Nei suoi frequenti viaggi di lavoro a Bologna come funzionario di banca, non mancava di incontrare i vecchi commilitoni e futuri soci fondatori della locale Sezione: il Ten. Gustavo Mazzanti, il Cap. Mario Jacchia, il Cap. Gualtiero Alvisi, il Cap. Giuseppe Calmieri, il Cap. Antonio Roversi e il Cap. Cesare Righini. In occasione di uno di questi incontri, al Ristorante Diana nell’estate del 1921, si deve probabilmente proprio al Cap. Reina, allora già inserito nel direttivo nazionale, il suggerimento di costituire una Sezione dell’ANA a Bologna.

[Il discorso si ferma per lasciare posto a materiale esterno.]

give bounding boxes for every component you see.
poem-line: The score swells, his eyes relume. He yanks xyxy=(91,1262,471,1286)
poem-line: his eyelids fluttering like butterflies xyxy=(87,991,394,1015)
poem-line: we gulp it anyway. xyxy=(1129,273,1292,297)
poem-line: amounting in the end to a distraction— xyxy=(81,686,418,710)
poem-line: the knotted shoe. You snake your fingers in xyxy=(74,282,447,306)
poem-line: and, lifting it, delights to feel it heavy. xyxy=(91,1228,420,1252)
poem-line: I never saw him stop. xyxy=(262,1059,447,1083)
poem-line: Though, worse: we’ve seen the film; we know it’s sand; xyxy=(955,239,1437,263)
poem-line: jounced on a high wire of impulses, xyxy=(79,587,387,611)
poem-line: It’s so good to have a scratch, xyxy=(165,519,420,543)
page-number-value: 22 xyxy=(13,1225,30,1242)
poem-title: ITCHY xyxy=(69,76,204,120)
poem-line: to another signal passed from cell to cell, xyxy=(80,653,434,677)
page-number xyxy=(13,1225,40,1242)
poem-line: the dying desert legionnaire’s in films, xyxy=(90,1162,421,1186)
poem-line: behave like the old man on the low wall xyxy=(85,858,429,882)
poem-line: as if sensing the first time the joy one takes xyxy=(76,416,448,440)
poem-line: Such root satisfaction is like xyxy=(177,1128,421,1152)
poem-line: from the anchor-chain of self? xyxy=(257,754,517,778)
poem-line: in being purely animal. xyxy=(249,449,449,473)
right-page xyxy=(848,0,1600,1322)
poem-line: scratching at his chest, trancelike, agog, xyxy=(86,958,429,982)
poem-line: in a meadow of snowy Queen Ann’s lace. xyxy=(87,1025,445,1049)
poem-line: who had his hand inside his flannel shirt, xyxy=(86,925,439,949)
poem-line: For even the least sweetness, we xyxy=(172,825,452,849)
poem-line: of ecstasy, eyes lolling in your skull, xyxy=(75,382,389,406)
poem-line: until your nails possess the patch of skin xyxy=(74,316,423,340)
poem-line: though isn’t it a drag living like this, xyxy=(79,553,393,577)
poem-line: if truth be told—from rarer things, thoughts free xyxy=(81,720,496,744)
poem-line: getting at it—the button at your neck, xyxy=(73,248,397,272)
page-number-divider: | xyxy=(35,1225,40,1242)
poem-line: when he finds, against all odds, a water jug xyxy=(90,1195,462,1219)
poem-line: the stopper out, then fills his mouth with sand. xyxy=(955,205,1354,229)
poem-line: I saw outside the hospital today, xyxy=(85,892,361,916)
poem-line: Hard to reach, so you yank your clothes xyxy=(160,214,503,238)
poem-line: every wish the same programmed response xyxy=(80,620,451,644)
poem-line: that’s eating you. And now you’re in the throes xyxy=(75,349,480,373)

Trasferitosi nel 1926 a Bologna per ragioni professionali, ritrovò i vecchi compagni d’armi bolognesi e romagnoli del 6° Reggimento Alpini che erano stati nel 1922 fra i promotori della costituzione di una Sezione dell’Associazione Nazionale Alpini anche a Bologna.
Nell’Assemblea generale del febbraio 1925 venne eletto Presidente Nazionale, carica che dovette lasciare nel 1926 in quanto trasferito proprio a Bologna quale Direttore della locale sede della Banca. Al suo arrivo si inserì subito nella Sezione Bolognese Romagnola e l’Assemblea dei soci, consapevole che la sua esperienza e personalità portavano nuovo vigore associativo, lo elesse immediatamente e divenne il secondo Presidente della Sezione per il biennio 1926-1927. Le cronache del tempo che compaiono su “L’Alpino” mettono in evidenza l’importanza e l’apporto della sua presenza. Con la sua Presidenza di Sezione nacque nel 1926 il “Trofeo Alto Appennino” (che sarà ripreso nel 1966), nacque il Gruppo Alpini di Brisighella, si svolse un grande “Convegno” in Romagna (quello che oggi è il Raduno Sezionale) a Forlì e Bertinoro, e diventò una bella abitudine la frequentazione della sede sociale nella quale venivano promossi pomeriggi danzanti e serate d’incontro.
Nel giugno 1927 lasciò la Presidenza della Sezione a causa di un nuovo trasferimento per lavoro a Venezia, ma continuò ancora per diversi anni a mantenere la tessera di socio della Sezione, come compare nei ritrovati documenti. Nel 1928 rientrò definitivamente a Milano e nel 1930 venne nominato Consigliere Nazionale dal Presidente Nazionale Angelo Manaresi, carica che mantenne fino al 1943.

Nel corso della Seconda Guerra mondiale ha combattuto nel Comitato di Liberazione e nel secondo dopoguerra fu tra i promotori della rinascita dell’Associazione e tra coloro che si occuparono proprio del ritorno della Sede nazionale nella sede storica di Milano dopo la parentesi di Roma. Aveva nel frattempo raggiunto il grado di Ten. Col. Di lui abbiamo ancora tracce con l’impegno per il Rifugio Contrin; nel marzo del 1946 subentrò al bolognese Sandro Stagni quale Presidente della Commissione di gestione del Rifugio.
Fu nuovamente Consigliere Nazionale (questa volta eletto dall’Assemblea) e dal 1948 Vice Presidente Nazionale.

Morì improvvisamente a Milano dove risiedeva, giovedì 6 luglio 1950. Ai funerali presero parte le più alte cariche cittadine e associative con il Labaro Nazionale e numerosi Vessilli di Sezione. Gli onori militari vennero resi da un picchetto armato di giovani alpini e la salma venne tumulata nel Cimitero Maggiore di Milano.
Gli Alpini del Gruppo di Abbiategrasso devono essere ben fieri di avere avuto come fondatore un simile Alpino e la Sezione Bolognese Romagnola e l’Associazione tutta hanno avuto in lui un dinamico Presidente e animatore.